Growing up, Jasmine didn’t see many people in STEM that looked like her. The names of famous Black scientists or engineers, let alone Black girls, were few and far between. “If at least one little Black girl sees me and thinks, “If she can do it, so can I!” then I have fulfilled my goal in life.”
Jasmine wants to inspire the next generation of Black women to follow their dreams no matter what challenges they face. “As a Black woman, there will be moments when you are the only Black person in the room, the only woman in the room, or often both.
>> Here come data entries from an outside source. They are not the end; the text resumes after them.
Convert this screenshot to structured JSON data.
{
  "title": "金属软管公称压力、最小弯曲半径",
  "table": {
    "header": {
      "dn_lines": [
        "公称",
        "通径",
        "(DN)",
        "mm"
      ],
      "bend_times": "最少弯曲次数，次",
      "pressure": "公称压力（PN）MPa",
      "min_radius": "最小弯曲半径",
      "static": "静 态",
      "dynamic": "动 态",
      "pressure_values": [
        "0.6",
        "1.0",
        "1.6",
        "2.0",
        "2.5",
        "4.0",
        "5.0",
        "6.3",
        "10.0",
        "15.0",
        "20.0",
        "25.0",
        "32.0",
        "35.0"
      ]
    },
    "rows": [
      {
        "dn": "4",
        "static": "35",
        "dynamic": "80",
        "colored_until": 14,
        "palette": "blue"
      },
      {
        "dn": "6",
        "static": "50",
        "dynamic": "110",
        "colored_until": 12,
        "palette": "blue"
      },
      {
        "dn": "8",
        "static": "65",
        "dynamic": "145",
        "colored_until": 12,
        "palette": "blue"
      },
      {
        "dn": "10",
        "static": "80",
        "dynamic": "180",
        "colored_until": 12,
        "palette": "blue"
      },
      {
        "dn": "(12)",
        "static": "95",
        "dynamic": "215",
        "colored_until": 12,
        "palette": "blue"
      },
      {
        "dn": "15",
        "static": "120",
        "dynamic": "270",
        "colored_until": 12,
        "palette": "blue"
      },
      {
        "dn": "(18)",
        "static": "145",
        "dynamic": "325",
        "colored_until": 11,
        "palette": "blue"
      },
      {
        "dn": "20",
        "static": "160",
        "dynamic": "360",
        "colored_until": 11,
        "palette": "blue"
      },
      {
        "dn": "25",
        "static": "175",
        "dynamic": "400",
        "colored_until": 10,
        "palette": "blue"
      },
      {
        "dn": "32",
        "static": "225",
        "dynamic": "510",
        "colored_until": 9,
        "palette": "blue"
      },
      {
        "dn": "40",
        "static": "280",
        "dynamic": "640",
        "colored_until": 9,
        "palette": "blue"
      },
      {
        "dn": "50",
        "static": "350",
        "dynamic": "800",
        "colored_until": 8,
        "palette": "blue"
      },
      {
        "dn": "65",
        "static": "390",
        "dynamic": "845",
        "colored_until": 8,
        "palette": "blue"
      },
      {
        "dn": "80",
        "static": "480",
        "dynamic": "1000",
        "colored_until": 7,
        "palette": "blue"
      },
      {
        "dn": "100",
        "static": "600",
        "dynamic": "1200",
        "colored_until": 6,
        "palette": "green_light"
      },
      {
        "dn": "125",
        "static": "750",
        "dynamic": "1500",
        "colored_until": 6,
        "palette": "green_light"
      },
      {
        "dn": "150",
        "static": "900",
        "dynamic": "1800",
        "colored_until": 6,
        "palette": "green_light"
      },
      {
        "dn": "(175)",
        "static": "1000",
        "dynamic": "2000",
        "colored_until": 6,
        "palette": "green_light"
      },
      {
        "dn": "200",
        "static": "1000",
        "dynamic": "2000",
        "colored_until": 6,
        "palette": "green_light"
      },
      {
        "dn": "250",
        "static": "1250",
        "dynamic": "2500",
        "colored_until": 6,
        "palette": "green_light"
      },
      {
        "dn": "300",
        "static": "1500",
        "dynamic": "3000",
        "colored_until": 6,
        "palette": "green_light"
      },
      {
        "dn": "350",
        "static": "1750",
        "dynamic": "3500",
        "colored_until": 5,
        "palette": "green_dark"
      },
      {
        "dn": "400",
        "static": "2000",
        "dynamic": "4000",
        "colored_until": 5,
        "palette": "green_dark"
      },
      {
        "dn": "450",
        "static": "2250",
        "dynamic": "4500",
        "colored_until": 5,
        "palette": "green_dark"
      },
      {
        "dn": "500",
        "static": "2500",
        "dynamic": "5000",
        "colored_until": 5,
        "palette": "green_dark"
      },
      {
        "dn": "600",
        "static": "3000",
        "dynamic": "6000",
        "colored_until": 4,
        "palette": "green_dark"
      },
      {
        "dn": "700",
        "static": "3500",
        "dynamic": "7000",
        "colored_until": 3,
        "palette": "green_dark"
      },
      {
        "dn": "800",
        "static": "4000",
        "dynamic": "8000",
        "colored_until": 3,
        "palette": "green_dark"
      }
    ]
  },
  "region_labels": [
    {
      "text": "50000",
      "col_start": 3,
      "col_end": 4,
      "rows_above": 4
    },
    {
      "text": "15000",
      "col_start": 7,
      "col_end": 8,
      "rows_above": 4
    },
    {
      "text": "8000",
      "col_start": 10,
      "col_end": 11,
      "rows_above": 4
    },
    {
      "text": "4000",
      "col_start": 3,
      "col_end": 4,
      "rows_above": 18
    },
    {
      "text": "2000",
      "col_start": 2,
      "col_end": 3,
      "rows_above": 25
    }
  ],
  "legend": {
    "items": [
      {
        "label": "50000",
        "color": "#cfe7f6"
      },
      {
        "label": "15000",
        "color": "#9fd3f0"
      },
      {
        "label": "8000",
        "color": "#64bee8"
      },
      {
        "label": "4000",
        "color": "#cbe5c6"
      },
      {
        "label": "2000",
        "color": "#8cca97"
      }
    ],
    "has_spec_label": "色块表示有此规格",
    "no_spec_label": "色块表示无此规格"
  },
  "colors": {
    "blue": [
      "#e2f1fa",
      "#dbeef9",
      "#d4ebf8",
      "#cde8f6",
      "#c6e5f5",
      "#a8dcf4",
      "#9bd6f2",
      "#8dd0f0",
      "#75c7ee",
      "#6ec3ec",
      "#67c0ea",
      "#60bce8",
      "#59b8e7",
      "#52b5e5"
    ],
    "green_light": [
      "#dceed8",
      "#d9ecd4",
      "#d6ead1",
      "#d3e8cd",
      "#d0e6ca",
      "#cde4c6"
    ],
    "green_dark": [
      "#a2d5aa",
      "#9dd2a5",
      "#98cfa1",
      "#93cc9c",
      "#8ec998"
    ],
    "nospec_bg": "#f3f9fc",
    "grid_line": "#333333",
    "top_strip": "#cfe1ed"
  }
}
You may feel as though the settings were not designed for you, but I want young Black girls to realize that they have a place in any location that they qualify for, regardless of what others say.”
Jasmine can be her biggest cheerleader and her worst adversary. “Being a minority and a woman, you constantly feel like you have to put in extra effort or prove yourself to others that you are ‘worthy’ of being in the position you are in, to earn respect. What I’ve learned over time is that despite whatever misgivings others or myself may have about me, I’ve earned my seat at the table.”
Through her life and legacy, Jasmine wants to serve as a role model and an example of what Black women can accomplish. “Don’t be afraid to apply for jobs and internships in STEM, even if you may not think you are qualified for it. We often already have all the skills we need to achieve our dreams; we simply don’t realize it.”